「箸墓古墳と同時期」裏づけ 天理・ヒエ塚古墳、全長129メートルと推定 奈良

 天理市萱生(かよう)町の前方後円墳「ヒエ塚古墳」(3世紀後半)で、墳丘を縁取るように並べられた基底石が前方部の端から見つかり、同市教育委員会は21日、墳丘は全長129メートルと推定されると発表した。墳丘本体の調査は今回が初めてで、埴輪(はにわ)が存在しないことも確認。専門家は、国内最初の巨大前方後円墳、箸墓古墳(桜井市)と並行する時代の古墳である可能性が強まったとしている。

 ヒエ塚古墳は、古墳時代前期に全長200メートルを超える巨大前方後円墳4基が築かれたオオヤマト古墳群の北端に位置。全長は約130メートルと推定されていた。

 基底石は幅約50センチと大きく、墳丘には人頭大やこぶし大の石がふかれていた。墳丘外側で実施された過去の調査で埴輪は見つかっておらず、今回の調査で存在しないことがほぼ確実になったという。

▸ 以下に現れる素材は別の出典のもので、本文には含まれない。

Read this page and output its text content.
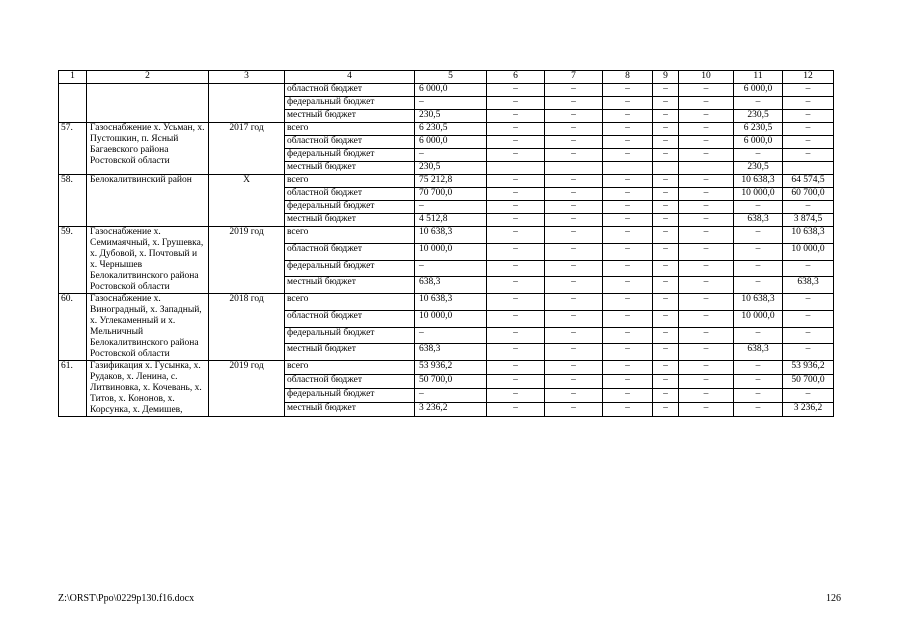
1	2	3	4	5	6	7	8	9	10	11	12
			областной бюджет	6 000,0	–	–	–	–	–	6 000,0	–
			федеральный бюджет	–	–	–	–	–	–	–	–
			местный бюджет	230,5	–	–	–	–	–	230,5	–
57.	Газоснабжение х. Усьман, х. Пустошкин, п. Ясный Багаевского района Ростовской области	2017 год	всего	6 230,5	–	–	–	–	–	6 230,5	–
			областной бюджет	6 000,0	–	–	–	–	–	6 000,0	–
			федеральный бюджет	–	–	–	–	–	–	–	–
			местный бюджет	230,5						230,5	
58.	Белокалитвинский район	Х	всего	75 212,8	–	–	–	–	–	10 638,3	64 574,5
			областной бюджет	70 700,0	–	–	–	–	–	10 000,0	60 700,0
			федеральный бюджет	–	–	–	–	–	–	–	–
			местный бюджет	4 512,8	–	–	–	–	–	638,3	3 874,5
59.	Газоснабжение х. Семимаячный, х. Грушевка, х. Дубовой, х. Почтовый и х. Чернышев Белокалитвинского района Ростовской области	2019 год	всего	10 638,3	–	–	–	–	–	–	10 638,3
			областной бюджет	10 000,0	–	–	–	–	–	–	10 000,0
			федеральный бюджет	–	–	–	–	–	–	–	–
			местный бюджет	638,3	–	–	–	–	–	–	638,3
60.	Газоснабжение х. Виноградный, х. Западный, х. Углекаменный и х. Мельничный Белокалитвинского района Ростовской области	2018 год	всего	10 638,3	–	–	–	–	–	10 638,3	–
			областной бюджет	10 000,0	–	–	–	–	–	10 000,0	–
			федеральный бюджет	–	–	–	–	–	–	–	–
			местный бюджет	638,3	–	–	–	–	–	638,3	–
61.	Газификация х. Гусынка, х. Рудаков, х. Ленина, с. Литвиновка, х. Кочевань, х. Титов, х. Кононов, х. Корсунка, х. Демишев,	2019 год	всего	53 936,2	–	–	–	–	–	–	53 936,2
			областной бюджет	50 700,0	–	–	–	–	–	–	50 700,0
			федеральный бюджет	–	–	–	–	–	–	–	–
			местный бюджет	3 236,2	–	–	–	–	–	–	3 236,2
Z:\ORST\Ppo\0229p130.f16.docx	126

 白石太一郎・近つ飛鳥博物館元館長によると、古墳時代前期の早い段階には、埴輪は巨大古墳でしか見られないといい、「箸墓古墳の並行期に存在したと想定できる意義は小さくない。大王に次ぐ有力者の墓だろう」と話している。現地説明会は新型コロナウイルス対策として実施しない。